NORTH VANCOUVER, B.C. -- Amy Marie George just couldn't catch her breath.
She had walked this short trail near her house hundreds of times, but on this afternoon in February she had to send her grandchildren ahead to get an old asthma inhaler she hadn't used in more than a year.
"I heard my granddaughter say, 'There's an eagle here,"' recalled George, an elder with the Tsleil-Waututh Nation. "I got such a bad feeling."
Then her grandson Jonas called out. "There's one here!
"And another one here!"
In all, there were 14 dead eagles strewn about the dirt. And it was no accident.
George and her grandchildren had stumbled upon evidence of an international black market, one that fuels the illegal slaughter of an estimated 500 eagles each year in southwest British Columbia alone, and an unknown number in Washington state.
Staggering death count
Their discovery brought to at least 50 the total number of dead eagles found between February and March in and around the Tsleil-Wautuths' tiny Indian reserve.
The black market begins around the salmon runs, where gorging eagles are easy prey for poachers; it arrives in the United States tucked in the suitcases of smugglers; and it fans out across America, where investigators sometimes refer to eagles as "flying $1,000 bills."
Because of the large number of eagles in British Columbia, Washington state has been a key entry point for smugglers.
According to wildlife officials in Canada and the United States, the parts find their way to uses ranging from high-end artwork to Wiccan ceremonies. But officials say the biggest demand is at American Indian powwows, where feathered regalia can help competitive dancers win thousands of dollars in prizes.
To George, it was simple.
"This," she said, "is murder."
But catching the culprits has proven to be no easy task.
Paul Weyland likes to keep a low profile. As a U.S. Fish and Wildlife agent who investigates organized poaching rings, he works in an unmarked office building in a bland business strip on the outskirts of Bellingham, Wash.

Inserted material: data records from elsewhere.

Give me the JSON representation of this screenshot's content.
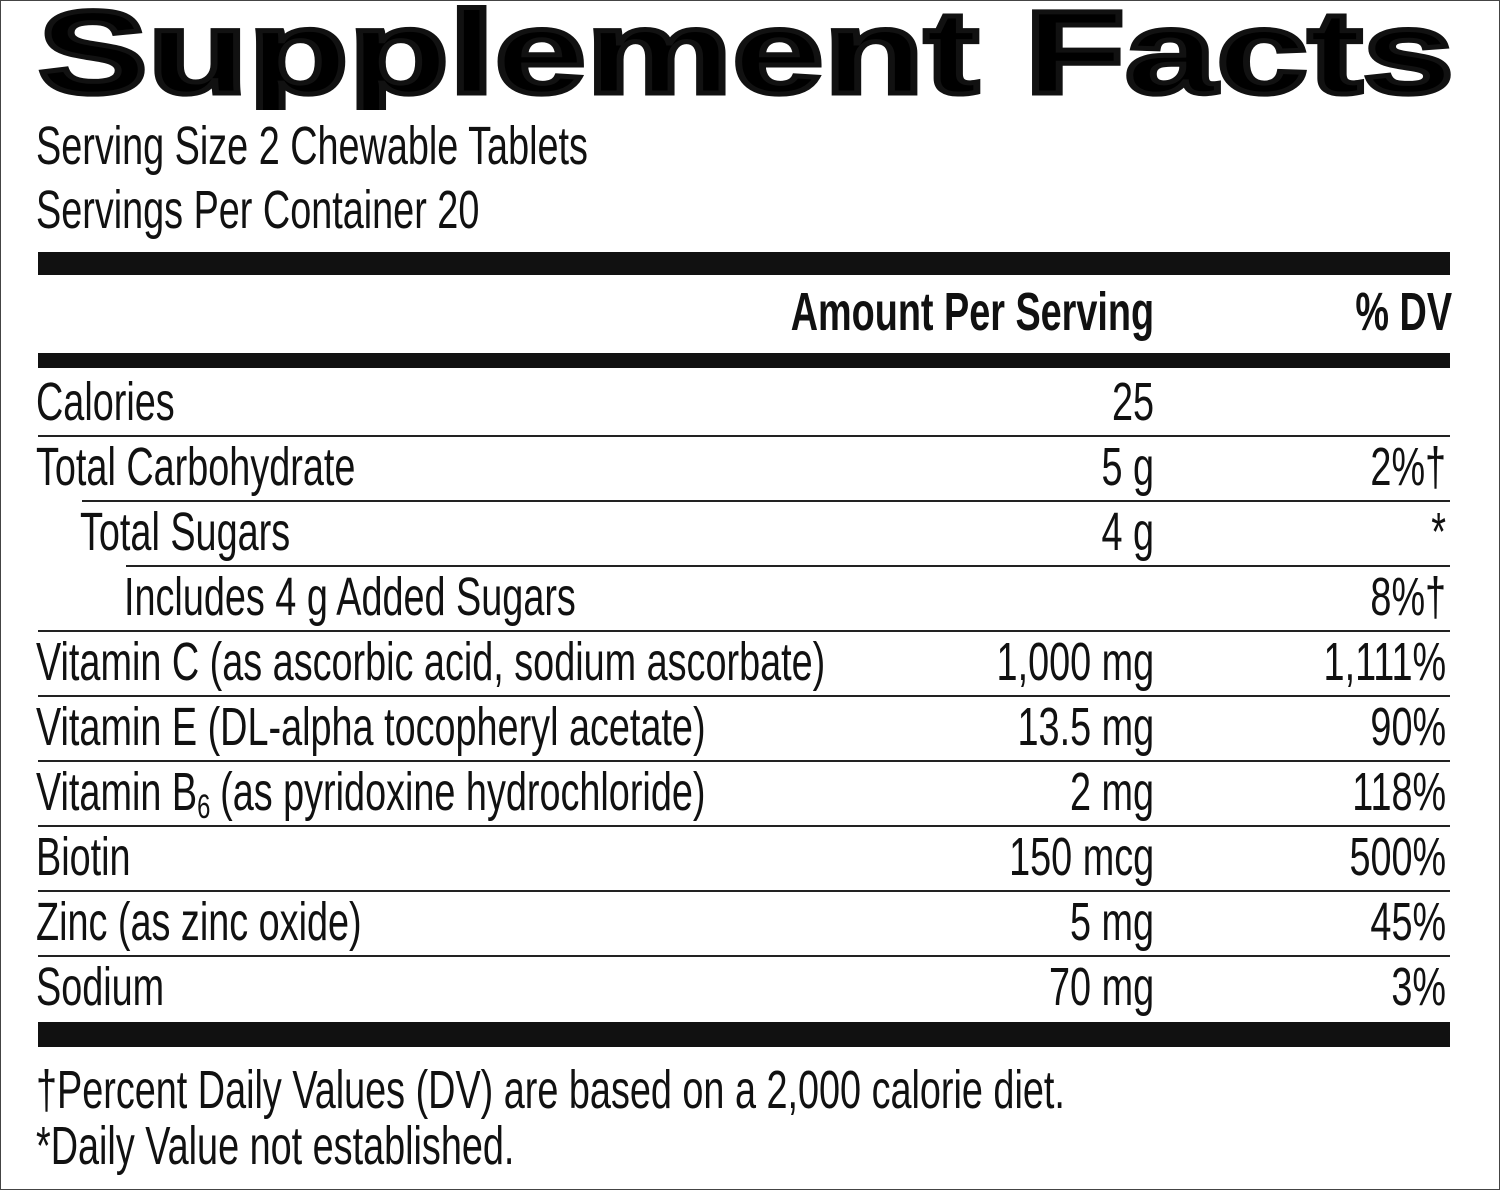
{
  "title": "Supplement Facts",
  "serving_size": "Serving Size 2 Chewable Tablets",
  "servings_per_container": "Servings Per Container 20",
  "header": {
    "amount": "Amount Per Serving",
    "dv": "% DV"
  },
  "rows": [
    {
      "name": "Calories",
      "amount": "25",
      "level": 0
    },
    {
      "name": "Total Carbohydrate",
      "amount": "5 g",
      "dv": "2%†",
      "level": 0
    },
    {
      "name": "Total Sugars",
      "amount": "4 g",
      "dv": "*",
      "level": 1
    },
    {
      "name": "Includes 4 g Added Sugars",
      "dv": "8%†",
      "level": 2
    },
    {
      "name": "Vitamin C (as ascorbic acid, sodium ascorbate)",
      "amount": "1,000 mg",
      "dv": "1,111%",
      "level": 0
    },
    {
      "name": "Vitamin E (DL-alpha tocopheryl acetate)",
      "amount": "13.5 mg",
      "dv": "90%",
      "level": 0
    },
    {
      "name": "Vitamin B",
      "subscript": "6",
      "name_after": "(as pyridoxine hydrochloride)",
      "amount": "2 mg",
      "dv": "118%",
      "level": 0
    },
    {
      "name": "Biotin",
      "amount": "150 mcg",
      "dv": "500%",
      "level": 0
    },
    {
      "name": "Zinc (as zinc oxide)",
      "amount": "5 mg",
      "dv": "45%",
      "level": 0
    },
    {
      "name": "Sodium",
      "amount": "70 mg",
      "dv": "3%",
      "level": 0
    }
  ],
  "footnotes": [
    "†Percent Daily Values (DV) are based on a 2,000 calorie diet.",
    "*Daily Value not established."
  ]
}
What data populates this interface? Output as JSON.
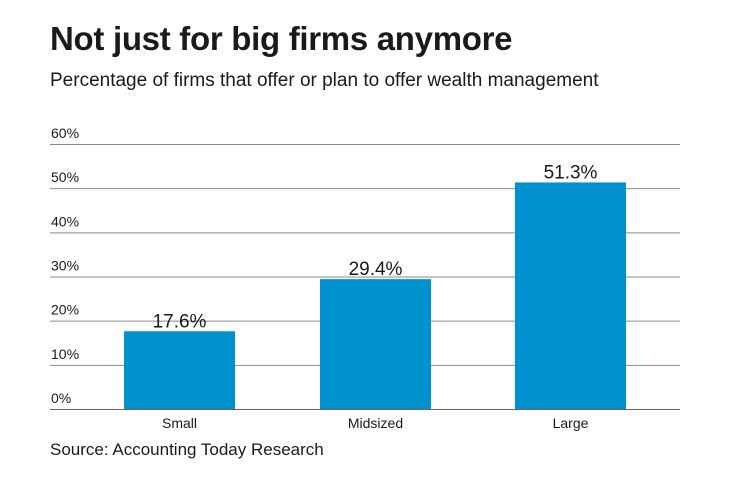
{
  "chart_data": {
    "type": "bar",
    "title": "Not just for big firms anymore",
    "subtitle": "Percentage of firms that offer or plan to offer wealth management",
    "categories": [
      "Small",
      "Midsized",
      "Large"
    ],
    "values": [
      17.6,
      29.4,
      51.3
    ],
    "data_labels": [
      "17.6%",
      "29.4%",
      "51.3%"
    ],
    "xlabel": "",
    "ylabel": "",
    "ylim": [
      0,
      60
    ],
    "yticks": [
      0,
      10,
      20,
      30,
      40,
      50,
      60
    ],
    "ytick_labels": [
      "0%",
      "10%",
      "20%",
      "30%",
      "40%",
      "50%",
      "60%"
    ],
    "grid": true,
    "bar_color": "#0092cf",
    "source": "Source: Accounting Today Research"
  }
}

Official correspondence carries a P.O. Box address, rather than the street address, ever since Weyland got a vaguely threatening letter from a disgruntled hunter. He carries a holstered gun even though much of his work is at a desk.

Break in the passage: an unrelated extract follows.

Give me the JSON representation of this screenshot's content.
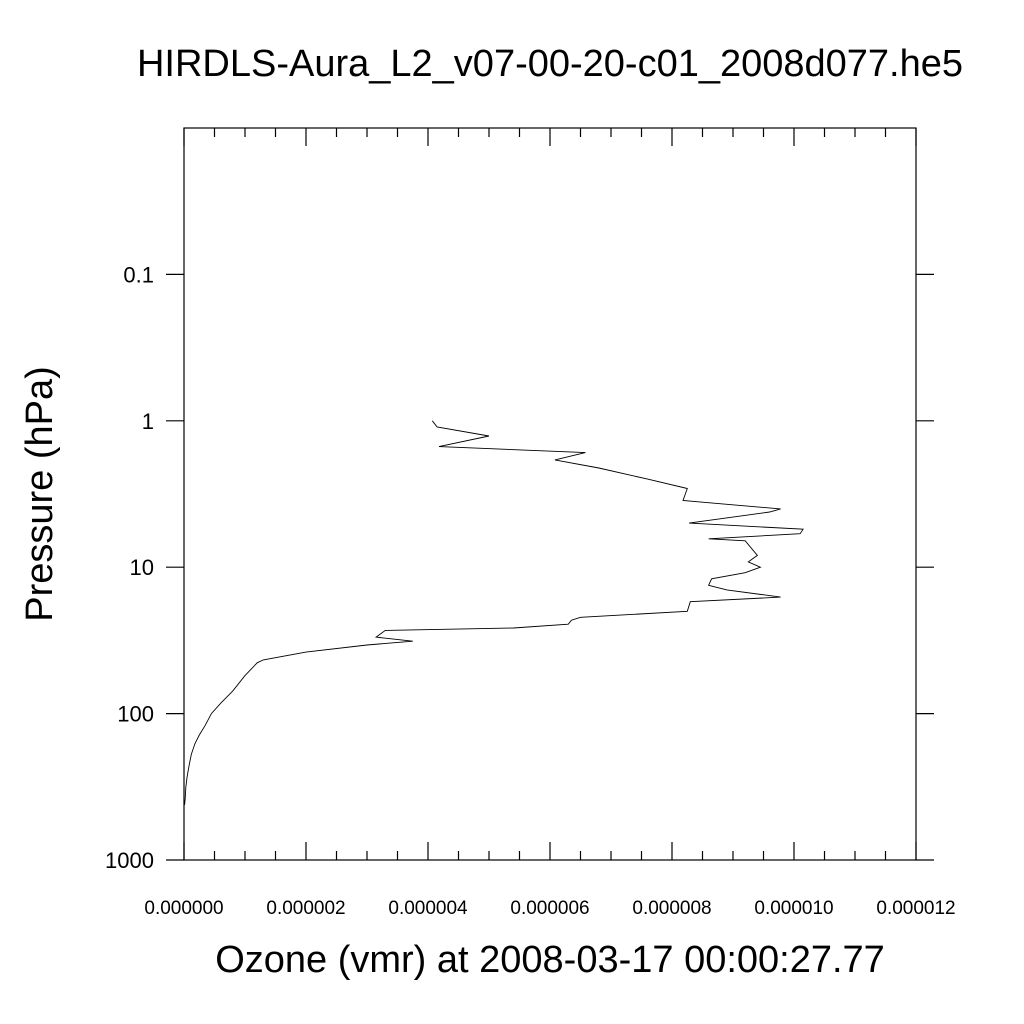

For the past few months, Weyland has been investigating possible stateside links to the B.C. eagle case.
U.S. law prohibits killing eagles, or possessing any eagle part -- even just a feather -- without a permit. Selling them is also prohibited, as is transporting them across the border. Canadian law is similar, but some important differences may make Weyland the key to bringing the B.C. eagle killers to justice.
Canadian officials are unsure whether a law that protects the right of First Nations people to harvest wildlife that they've traditionally harvested can be applied to eagles. As a result, they're not even certain how they would charge a suspect in the eagle-slaying case.
For many Indians, these grand birds are sacred because they fly high and carry messages to the Creator. Some compare the symbolic importance of the eagle in Indian religions to the cross in Christianity.
Their sacred status means their parts are often needed for religious ceremonies. Indians traditionally killed the birds sparingly, accompanied by prayer and thanks and elaborate rituals. And for years, this wasn't a problem. Eagles were plentiful.
But as the continent was developed, the great bird's population dwindled. Pesticides were the main culprit, and at one point, the birds nearly disappeared from the lower 48 states.
In 1940, Congress passed the Bald Eagle Act to outlaw the killing, possession or sale of eagles. Later, Congress added golden eagles to the act.
The population has made a comeback, with about 6,000 nesting pairs counted in the lower 48 in 2000, although they are still on the list of threatened species.
American Indians, however, were given some leeway under the act: They may possess eagle parts that have been handed down through the generations, and they may get new eagles through a federal repository, where dead eagles from zoos or those found in the wild are sent for distribution to tribes.
There's just one problem: There are thousands of American Indians who want parts, but not enough repository eagles to go around. Sometimes it takes as long as four years to get a bird.
Federal judges, ruling in cases where American Indians used their religion as a justification for eagle offenses, have found the repository system "utterly offensive and ultimately ineffectual."
Waiting lists that essentially prevent American Indians from getting religious objects, they have repeatedly ruled, substantially interfere with their religious rights.